Working on the camera--I still have about 20 ash that need to go--gonna pace myself for a few years at least
 
Must of had a **** load of limbs on it to get a cord of wood from it.

I have kept sort of a rough track in my mind as I cut small and harvest a lot of small limbs off of trees. Well formed spreading deciduous trees I can get pret near 1/3rd more wood over just taking the main trunk. To me it is worth it, a lot more wood that can go directly on the stack without splitting, less mess where I need to travel in the woods and fields, and lots more enjoyable small saw easy trigger time.

Firewooding to me is a productive hobby and sport. where it to be a business I would take the entire tree and process the limb wood into chips, and develop a market or practical use for the chips.

When the big chipper here was working, I used the chips as mulch walkways in the garden, it really helped with weeds, made it look nice, and I never observed any adverse effect on the garden plants.

I also sometimes used the chips as erosion control and would fill runoff gullies.

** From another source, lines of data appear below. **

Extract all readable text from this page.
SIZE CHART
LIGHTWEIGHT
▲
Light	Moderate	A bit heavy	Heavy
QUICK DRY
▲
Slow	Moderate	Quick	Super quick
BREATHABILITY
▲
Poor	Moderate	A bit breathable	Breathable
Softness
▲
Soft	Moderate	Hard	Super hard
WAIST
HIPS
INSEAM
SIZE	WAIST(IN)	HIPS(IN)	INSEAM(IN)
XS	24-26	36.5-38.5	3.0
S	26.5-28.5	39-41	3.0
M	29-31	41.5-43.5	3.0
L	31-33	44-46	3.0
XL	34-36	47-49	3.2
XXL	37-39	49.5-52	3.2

But, that was back when the thing was working, plus I had access to a nice dumptruck with a chip bed box on it. I have neither now so oh well, back to what I always did, cut small and use it all.
 
And to think I was proud of myself yesterday for cutting rounds, splitting with a splitter and stacking a cord of wood and it took me all day! Guess I really am getting old and slow! But I still had fun!
 
You are very good. Anyone felling, hauling, bucking, splitting, and stacking in a day is getting it done. I can, and often do get a cord from a standing dead Red Oak, like this one. But this one was about 20" across the bottom.

Fell-Later.JPG

(Long, kind of boring video of bucking and single hand Cant Hooking)

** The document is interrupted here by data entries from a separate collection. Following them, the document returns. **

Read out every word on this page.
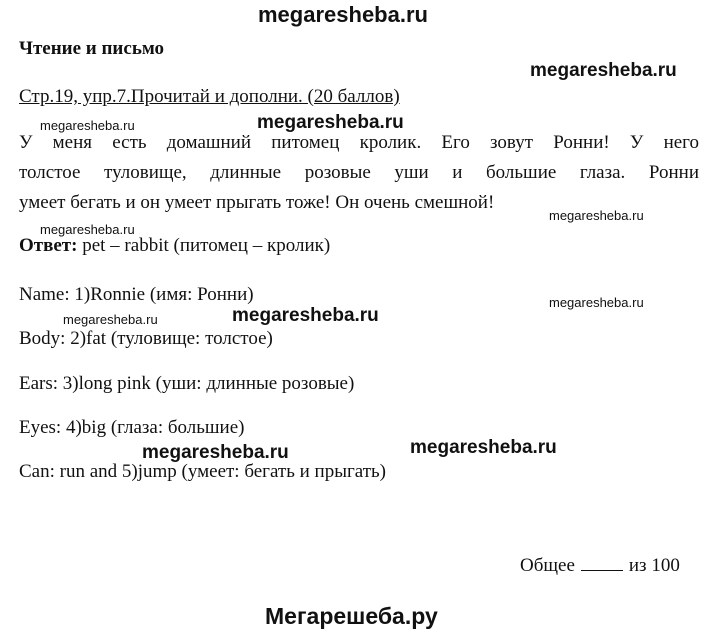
megaresheba.ru
Чтение и письмо
megaresheba.ru
Стр.19, упр.7.Прочитай и дополни. (20 баллов)
megaresheba.ru	megaresheba.ru
У меня есть домашний питомец кролик. Его зовут Ронни! У него
толстое туловище, длинные розовые уши и большие глаза. Ронни
умеет бегать и он умеет прыгать тоже! Он очень смешной!
megaresheba.ru
megaresheba.ru
Ответ: pet – rabbit (питомец – кролик)
Name: 1)Ronnie (имя: Ронни)	megaresheba.ru
megaresheba.ru	megaresheba.ru
Body: 2)fat (туловище: толстое)
Ears: 3)long pink (уши: длинные розовые)
Eyes: 4)big (глаза: большие)
megaresheba.ru	megaresheba.ru
Can: run and 5)jump (умеет: бегать и прыгать)
Общее	из 100
Мегарешеба.ру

Took about 20 minutes and one tank of mix for the bucking. I halved about the first dozen before hauling them to my splitting pile.

load 1.JPG

I still split with the Fiskars, but I admit, this straight grained Red Oak is just almost too pretty to subject to a hydraulic splitter:

Clean split.JPG

And, I also admit, this day we took a break before squaring off this stack at a cord.

P1060943.JPG
 
I have ALOT of help--a 30 HP FWD front loader works wonders --although I just drug the tree about 40 or so feet. My MS290 with a new chain is also a plus.
A splitter too helps.

I still have the horsepower in me also. All those years powerlifting has its benefits--I'm ready for that maple that's leaning against another tree--must be a good 30 or so inched in diameter. Stay tuned--I'll get to that when it dries out a bit.
 
If you average a cord felled, bucked, split and stacked in 3 hours I MUST be doing something wrong! I don't care if I dropped it exactly where it was felled and stacked without a single limb, I'd be hard pressed to do that.

Also, you paid yourself twice.... You either buy the propane or the wood, not both. You are still ahead of the game I am just not seeing those numbers play out.